I understand what you're talking about. As I said, I've broken traffic laws, but never in an unsafe manner that relied on luck not to kill three people. I reject your binary "if you broke any laws, you were equally likely to kill someone". I've observed my surroundings and took what I considered to be safe actions. I also try to apologize when I make mistakes.
I don't feel that the person took appropriate care in the way a reasonable person did. But the article was unclear. Why don't you react by citing the specifics instead of doubling down on the bigger general point, since I disagree that it was moral luck in this case, not with the concept.

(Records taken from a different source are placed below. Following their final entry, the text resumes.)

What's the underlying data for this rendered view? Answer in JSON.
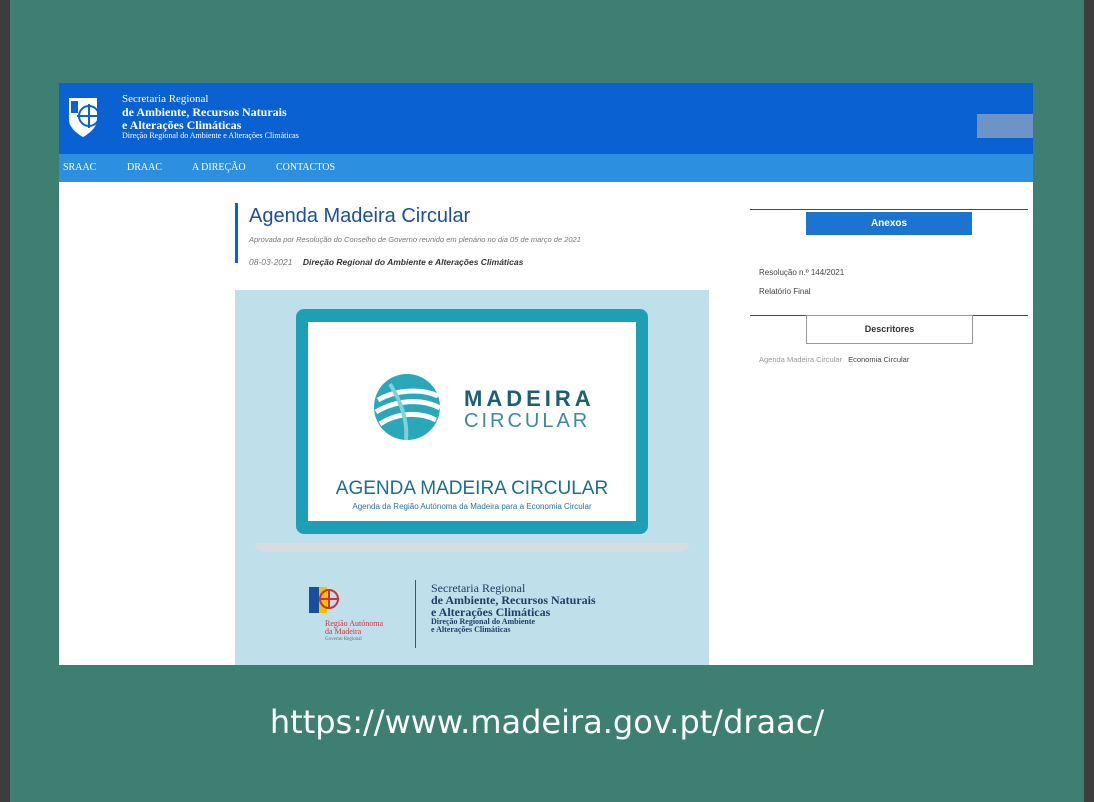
{
  "header": {
    "line1": "Secretaria Regional",
    "line2": "de Ambiente, Recursos Naturais",
    "line3": "e Alterações Climáticas",
    "line4": "Direção Regional do Ambiente e Alterações Climáticas",
    "logo_icon": "region-shield-logo-icon"
  },
  "nav": {
    "items": [
      {
        "label": "SRAAC"
      },
      {
        "label": "DRAAC"
      },
      {
        "label": "A DIREÇÃO"
      },
      {
        "label": "CONTACTOS"
      }
    ]
  },
  "article": {
    "title": "Agenda Madeira Circular",
    "subtitle": "Aprovada por Resolução do Conselho de Governo reunido em plenário no dia 05 de março de 2021",
    "date": "08-03-2021",
    "author": "Direção Regional do Ambiente e Alterações Climáticas"
  },
  "poster": {
    "brand_line1": "MADEIRA",
    "brand_line2": "CIRCULAR",
    "agenda_title": "AGENDA MADEIRA CIRCULAR",
    "agenda_subtitle": "Agenda da Região Autónoma da Madeira para a Economia Circular",
    "region_line1": "Região Autónoma",
    "region_line2": "da Madeira",
    "region_line3": "Governo Regional",
    "sec_line1": "Secretaria Regional",
    "sec_line2": "de Ambiente, Recursos Naturais",
    "sec_line3": "e Alterações Climáticas",
    "sec_line4": "Direção Regional do Ambiente",
    "sec_line5": "e Alterações Climáticas"
  },
  "aside": {
    "anexos_label": "Anexos",
    "docs": [
      {
        "label": "Resolução n.º 144/2021"
      },
      {
        "label": "Relatório Final"
      }
    ],
    "descritores_label": "Descritores",
    "tags": [
      {
        "label": "Agenda Madeira Circular"
      },
      {
        "label": "Economia Circular"
      }
    ]
  },
  "footer": {
    "url": "https://www.madeira.gov.pt/draac/"
  },
  "colors": {
    "slide_bg": "#3d7f70",
    "header_blue": "#0a62d2",
    "nav_blue": "#2d8fe0",
    "teal": "#1f9fb5"
  }
}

I don't believe for a millisecond no mistake you've ever made couldn't have had a drastically different outcome. This notion you seem to have that you are completely aware of every variable in every situation you've ever been in is absurd.
I've never claimed I never made a mistake that couldn't have had a drastically different outcome. But I don't believe I've ever driven in a way that could have killed 3 pedestrians without some aspect of the vehicle failing. I've repeatedly asked for details of the "totally relatable because we all do it" accident.
But yes, I've avoided failures through luck. That's just a different failure state. I admit that moral luck it totally a thing (although I am using the other poster's phrasing, not familiar with that term.) And certainly I've avoided car accidents like that. But not hitting pedestrians.
I don't feel that the person took appropriate care in the way a reasonable person did. But the article was unclear. Why don't you react by citing the specifics instead of doubling down on the bigger general point, since I disagree that it was moral luck in this case, not with the concept.